The recent mid-term elections in the US reflect the further shift to the right in capitalist politics.

The obvious aspect of this is that the Republicans won control of the Senate, increased their majority in the House and won more state governorships.

An editorial in The New York Times titled “Dark money helped win the Senate” discussed one aspect of how the result came to pass. “The next Senate was just elected on the greatest wave of secret, special-interest money ever raised in a congressional election”, it pointed out.

The editorial concluded, “Political operatives say this year was just a dress rehearsal for 2016, when there will be even more money, much of it secret, all benefiting the interests of the richest and best connected Americans. Given big money’s influence … the chances for limiting it are more distant than ever.”

In this election, a majority of the big money went to the Republicans, who spearhead the bipartisan assault on the wages, conditions and rights of working people.

Another notable aspect was low voter turnout. Only one-third of registered voters bothered to vote. If we include the large numbers of unregistered and deregistered, the percentage of the adult population who voted for the Republicans is less than 15 percent.

The issue of the deregistered has been generally given short shrift in the media. One aspect is the huge prison population, and even ex-prisoners, denied the right to vote; they are disproportionately Black and Latino.

In addition, there has been a concerted effort in Republican-controlled states to attack the right to vote of Blacks, Latinos, Asians and students.

This rollback of the gains of the Black liberation movement of the 1960s and 1970s has been carried out through various schemes and new laws making it harder for lower income workers to be registered to vote. In many areas, college students have been blocked from voting by complicated residency rules.

All of the above factors are part of the picture. Rulings by the most reactionary Supreme Court in decades paved the way.

One ruling gutted the Voting Rights Act, won by the civil rights movement in the 1960s, which opened the floodgates for states to attack the voting rights of Blacks and other oppressed nationalities.

Another was a series of decisions equating money with “free speech”, and corporations with people, opening another floodgate of big money flagrantly buying candidates at obscene levels.

In the history of capitalist democracies, the ruling rich have always dominated politics, whatever their rules on election financing have been.

In the 20th and current centuries, this has been carried out in the US by their control of the Democratic and Republican parties. But in recent years the blatant domination of big money has never been more openly evident and thoroughly corrupting.

It’s the economy …

Yet for all the big money, the Republicans did not so much win this election as the Democrats lost it, by scarcely differentiating from the Republicans.

Nowhere has this been clearer than on the economy.
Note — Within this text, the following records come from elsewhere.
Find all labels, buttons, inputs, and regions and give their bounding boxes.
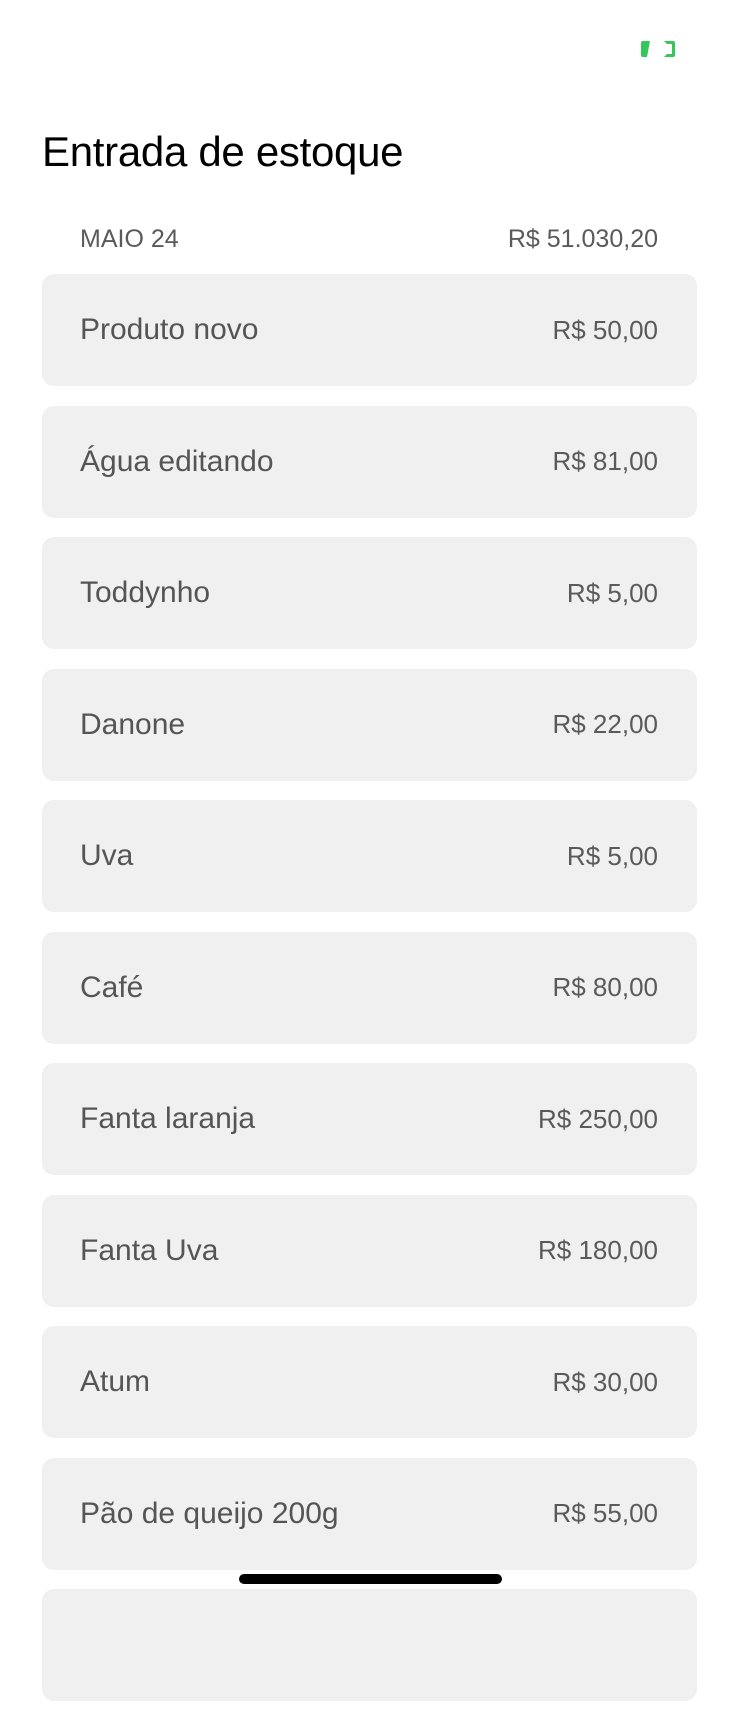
item-price: R$ 30,00: [552, 1366, 658, 1397]
item-price: R$ 5,00: [566, 577, 658, 608]
item-price: R$ 250,00: [538, 1103, 658, 1134]
section-date-label: MAIO 24: [80, 224, 179, 253]
page-title: Entrada de estoque: [42, 128, 404, 175]
item-price: R$ 80,00: [552, 972, 658, 1002]
item-name: Uva: [80, 839, 134, 872]
item-price: R$ 50,00: [552, 314, 658, 345]
item-price: R$ 5,00: [566, 840, 658, 871]
list-item[interactable]: Produto novo R$ 50,00: [42, 274, 697, 386]
item-name: Fanta laranja: [80, 1102, 256, 1135]
item-price: R$ 22,00: [552, 709, 658, 739]
list-item[interactable]: Fanta Uva R$ 180,00: [42, 1194, 697, 1307]
list-item[interactable]: Pão de queijo 200g R$ 55,00: [42, 1457, 697, 1570]
item-price: R$ 81,00: [552, 446, 658, 476]
list-item[interactable]: Fanta laranja R$ 250,00: [42, 1063, 697, 1175]
item-name: Café: [80, 970, 144, 1004]
item-name: Danone: [80, 707, 186, 741]
item-price: R$ 55,00: [552, 1498, 658, 1528]
list-item[interactable]: Toddynho R$ 5,00: [42, 537, 697, 649]
list-item[interactable]: Atum R$ 30,00: [42, 1326, 697, 1438]
item-name: Toddynho: [80, 576, 211, 609]
barcode-scan-icon[interactable]: [640, 40, 676, 58]
stock-entry-list: Produto novo R$ 50,00 Água editando R$ 8…: [42, 274, 697, 1721]
item-name: Pão de queijo 200g: [80, 1496, 339, 1530]
list-item[interactable]: Café R$ 80,00: [42, 931, 697, 1044]
home-indicator: [239, 1574, 502, 1584]
top-bar: [0, 0, 739, 100]
section-total: R$ 51.030,20: [507, 224, 658, 253]
item-name: Água editando: [80, 444, 274, 478]
list-item[interactable]: Água editando R$ 81,00: [42, 405, 697, 518]
list-item[interactable]: Danone R$ 22,00: [42, 668, 697, 781]
item-name: Atum: [80, 1365, 151, 1398]
list-item[interactable]: Uva R$ 5,00: [42, 800, 697, 912]
list-item[interactable]: [42, 1589, 697, 1701]
item-name: Fanta Uva: [80, 1233, 219, 1267]
item-price: R$ 180,00: [538, 1235, 658, 1265]
item-name: Produto novo: [80, 313, 259, 346]
section-header: MAIO 24 R$ 51.030,20: [80, 221, 658, 257]
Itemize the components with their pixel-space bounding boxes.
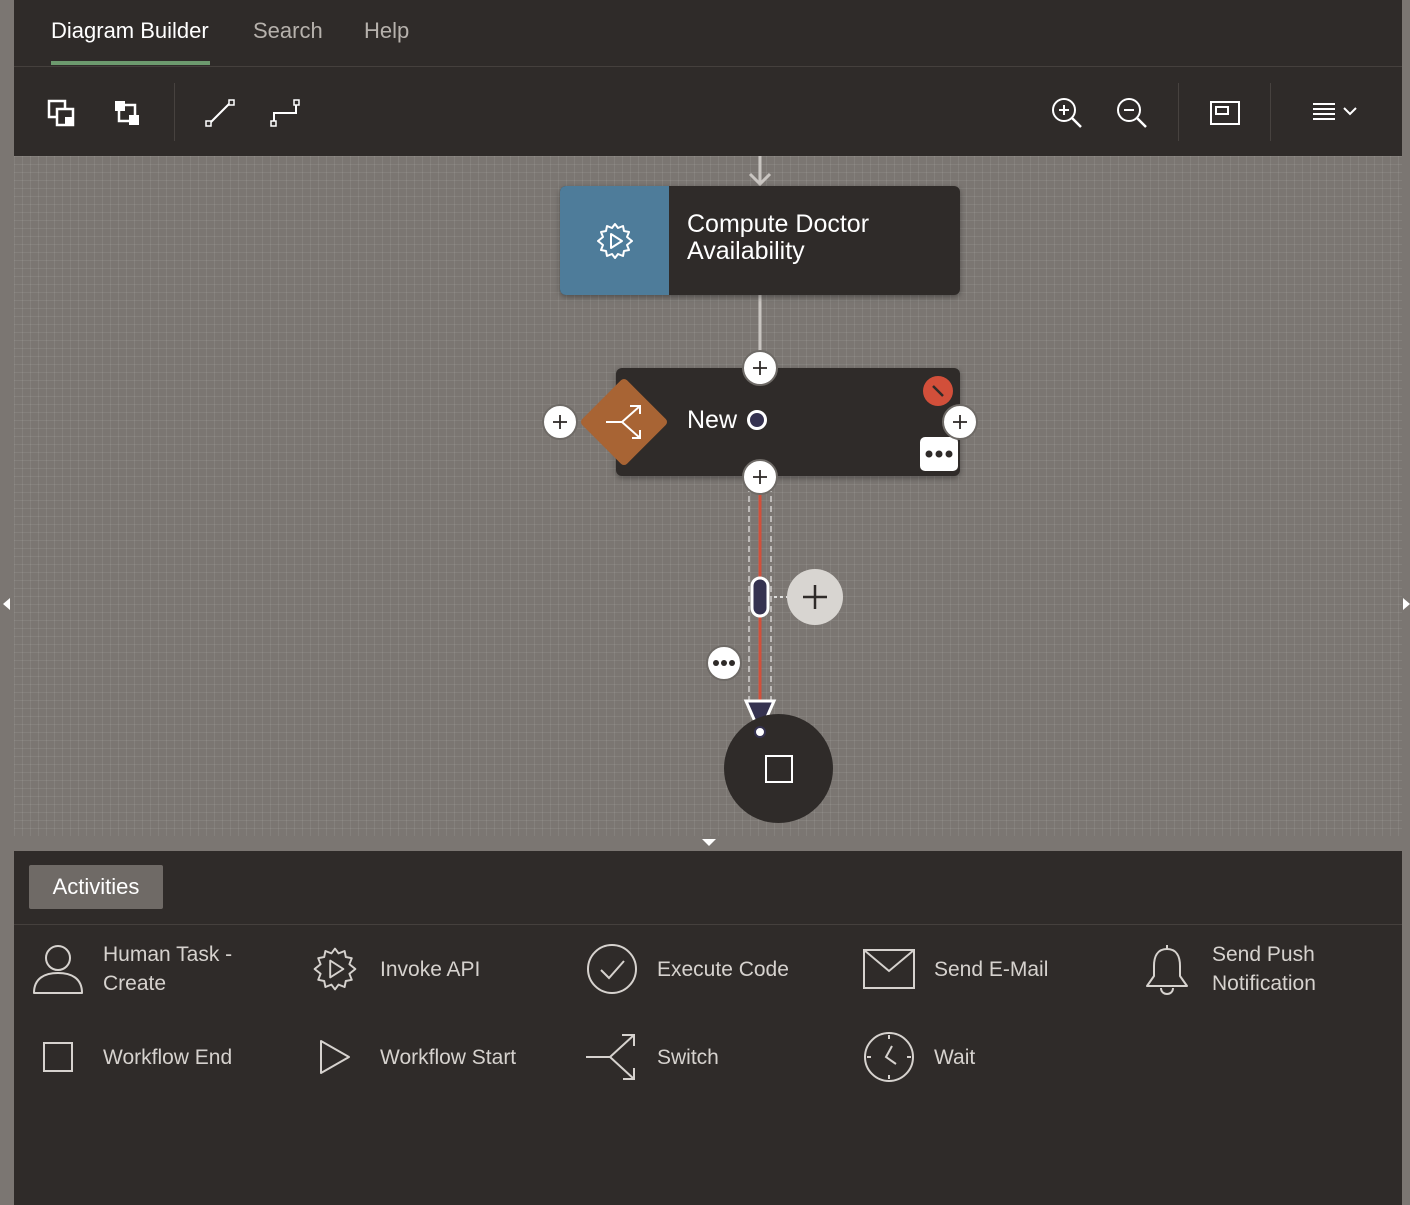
- gear-play-icon: [596, 222, 633, 259]
- elbow-connector-button[interactable]: [265, 93, 305, 133]
- active-tab-indicator: [51, 61, 210, 65]
- palette-item-label: Invoke API: [380, 957, 481, 981]
- palette-item-switch[interactable]: Switch: [584, 1027, 719, 1087]
- node-label: New: [687, 406, 738, 434]
- plus-icon: [753, 361, 767, 375]
- play-icon: [320, 1040, 350, 1074]
- check-circle-icon: [587, 944, 637, 994]
- palette-item-send-email[interactable]: Send E-Mail: [861, 939, 1048, 999]
- toolbar-separator: [174, 83, 175, 141]
- bell-icon: [1146, 945, 1188, 996]
- ellipsis-icon: [713, 660, 735, 666]
- straight-connector-button[interactable]: [200, 93, 240, 133]
- palette-item-invoke-api[interactable]: Invoke API: [307, 939, 480, 999]
- add-node-top-button[interactable]: [742, 350, 778, 386]
- elbow-connector-icon: [270, 99, 300, 127]
- error-badge-icon[interactable]: [923, 376, 953, 406]
- tab-help[interactable]: Help: [364, 18, 409, 44]
- expand-left-panel-arrow[interactable]: [3, 598, 10, 610]
- fit-to-window-icon: [1210, 101, 1240, 125]
- zoom-out-icon: [1117, 98, 1147, 128]
- palette-header: Activities: [14, 851, 1402, 925]
- connector-more-options-button[interactable]: [706, 645, 742, 681]
- send-to-back-icon: [115, 101, 139, 125]
- node-status-indicator: [747, 410, 767, 430]
- fit-to-window-button[interactable]: [1205, 93, 1245, 133]
- workflow-end-node[interactable]: [724, 714, 833, 823]
- bring-to-front-icon: [47, 99, 75, 127]
- add-node-left-button[interactable]: [542, 404, 578, 440]
- bring-to-front-button[interactable]: [41, 93, 81, 133]
- expand-right-panel-arrow[interactable]: [1403, 598, 1410, 610]
- plus-icon: [803, 585, 827, 609]
- person-icon: [33, 945, 83, 994]
- toolbar-separator: [1178, 83, 1179, 141]
- diagram-canvas[interactable]: Compute Doctor Availability New: [14, 156, 1402, 836]
- palette-item-label: Workflow End: [103, 1045, 233, 1069]
- palette-item-send-push-notification[interactable]: Send Push Notification: [1139, 939, 1316, 999]
- tab-search[interactable]: Search: [253, 18, 323, 44]
- palette-item-execute-code[interactable]: Execute Code: [584, 939, 789, 999]
- switch-node-diamond: [579, 377, 669, 467]
- switch-icon: [586, 1034, 635, 1080]
- insert-on-connector-button[interactable]: [787, 569, 843, 625]
- straight-connector-icon: [205, 99, 235, 127]
- send-to-back-button[interactable]: [107, 93, 147, 133]
- switch-icon: [606, 405, 641, 439]
- collapse-palette-arrow[interactable]: [702, 839, 716, 846]
- workflow-end-icon: [764, 754, 793, 783]
- palette-item-human-task-create[interactable]: Human Task - Create: [30, 939, 232, 999]
- gear-play-icon: [313, 947, 357, 991]
- palette-item-label: Workflow Start: [380, 1045, 517, 1069]
- ellipsis-icon: [925, 450, 953, 458]
- plus-icon: [553, 415, 567, 429]
- connector-endpoint: [754, 726, 766, 738]
- palette-item-workflow-start[interactable]: Workflow Start: [307, 1027, 516, 1087]
- palette-item-label: Human Task - Create: [103, 943, 233, 995]
- invoke-api-node-icon-box: [560, 186, 669, 295]
- palette-item-label: Execute Code: [657, 957, 789, 981]
- palette-item-wait[interactable]: Wait: [861, 1027, 975, 1087]
- add-node-right-button[interactable]: [942, 404, 978, 440]
- toolbar: [14, 67, 1402, 156]
- plus-icon: [753, 470, 767, 484]
- tab-diagram-builder[interactable]: Diagram Builder: [51, 18, 209, 44]
- tab-activities[interactable]: Activities: [29, 865, 163, 909]
- menu-dropdown-button[interactable]: [1307, 93, 1367, 133]
- node-more-options-button[interactable]: [920, 437, 958, 471]
- zoom-in-button[interactable]: [1047, 93, 1087, 133]
- palette-item-label: Send Push Notification: [1212, 943, 1316, 995]
- zoom-out-button[interactable]: [1112, 93, 1152, 133]
- palette-item-label: Wait: [934, 1045, 976, 1069]
- panel-splitter[interactable]: [14, 836, 1402, 851]
- node-label: Compute Doctor Availability: [687, 210, 870, 265]
- square-icon: [43, 1042, 73, 1072]
- envelope-icon: [863, 949, 915, 989]
- zoom-in-icon: [1052, 98, 1082, 128]
- add-node-bottom-button[interactable]: [742, 459, 778, 495]
- palette-item-label: Switch: [657, 1045, 719, 1069]
- menu-icon: [1313, 103, 1357, 120]
- clock-icon: [864, 1032, 914, 1082]
- plus-icon: [953, 415, 967, 429]
- tab-bar: Diagram Builder Search Help: [14, 0, 1402, 67]
- palette-item-workflow-end[interactable]: Workflow End: [30, 1027, 232, 1087]
- activities-palette: Activities Human Task - Create Invoke AP…: [14, 851, 1402, 1205]
- toolbar-separator: [1270, 83, 1271, 141]
- palette-item-label: Send E-Mail: [934, 957, 1049, 981]
- compute-doctor-availability-node[interactable]: Compute Doctor Availability: [560, 186, 960, 295]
While the anaemic recovery after the Great Recession shows some signs of a possible acceleration, and the stock market and profits are soaring, wages have stagnated or dropped. For the average worker and lower middle class, the recession continues. For Blacks and Latinos, especially youth, the situation is dire.

Everyone knows that inequality is getting greater, with the top 10 percent making gains, the top 1 percent raking in even more dough and the top 0.1 percent really jumping ahead of the next 0.9 percent.

Incomes for the bottom 90 percent are stagnating or dropping. Here the Democrats had virtually nothing to offer – except their deplorable record.

In the midst of the financial crisis, they carried out a seamless transition from the Bush to the Obama administration. The bipartisan agenda was to bail out the “too big to fail” financial institutions at the centre of the crisis. While trillions in outright gifts and loans were showered on these institutions, no help was given to the millions of working class families whose homes were foreclosed by the banks.

In the years since, the Obama administration refused to bring criminal charges against the individuals who violated even capitalist laws in their feeding frenzy leading up to the crisis. Instead, there have been fines imposed on some of the institutions, which they write off as business expenses.

In addition to “too big to fail”, the Democratic administration, with full Republican support, added “too big to jail”.

The two Obama administrations did nothing substantial to aid the unemployed and underemployed during the recession and its aftermath.

For example, Obama did not launch a program to hire the unemployed to rebuild the country’s ageing infrastructure of roads, bridges, railways and blighted cities. Such projects could have greatly reduced unemployment, as well as bettering the country for everyone.

But the Democrats, trailing the Republicans, went in the opposite direction and slashed government spending – at federal, state and local levels – on services like education, fire departments, veterans’ benefits, food aid and unemployment payments.

Along the same lines, there have been bipartisan drives to privatise education and other government services.

Much of this was done by the Democrats with the excuse that “compromise” had to be reached with the Republicans.

So what could the Democrats offer in these elections but more of the same policies they have been following?

No wonder that tens of millions didn’t bother to vote. But there was one result that did indicate that, if there had been a mass workers’ party that put forward a pro-worker program, it could have had an effect.

There were referendums in some states and cities proposing a rise in the minimum wage, and these for the most part won.

Significantly, these referendums won even in four states that voted Republican.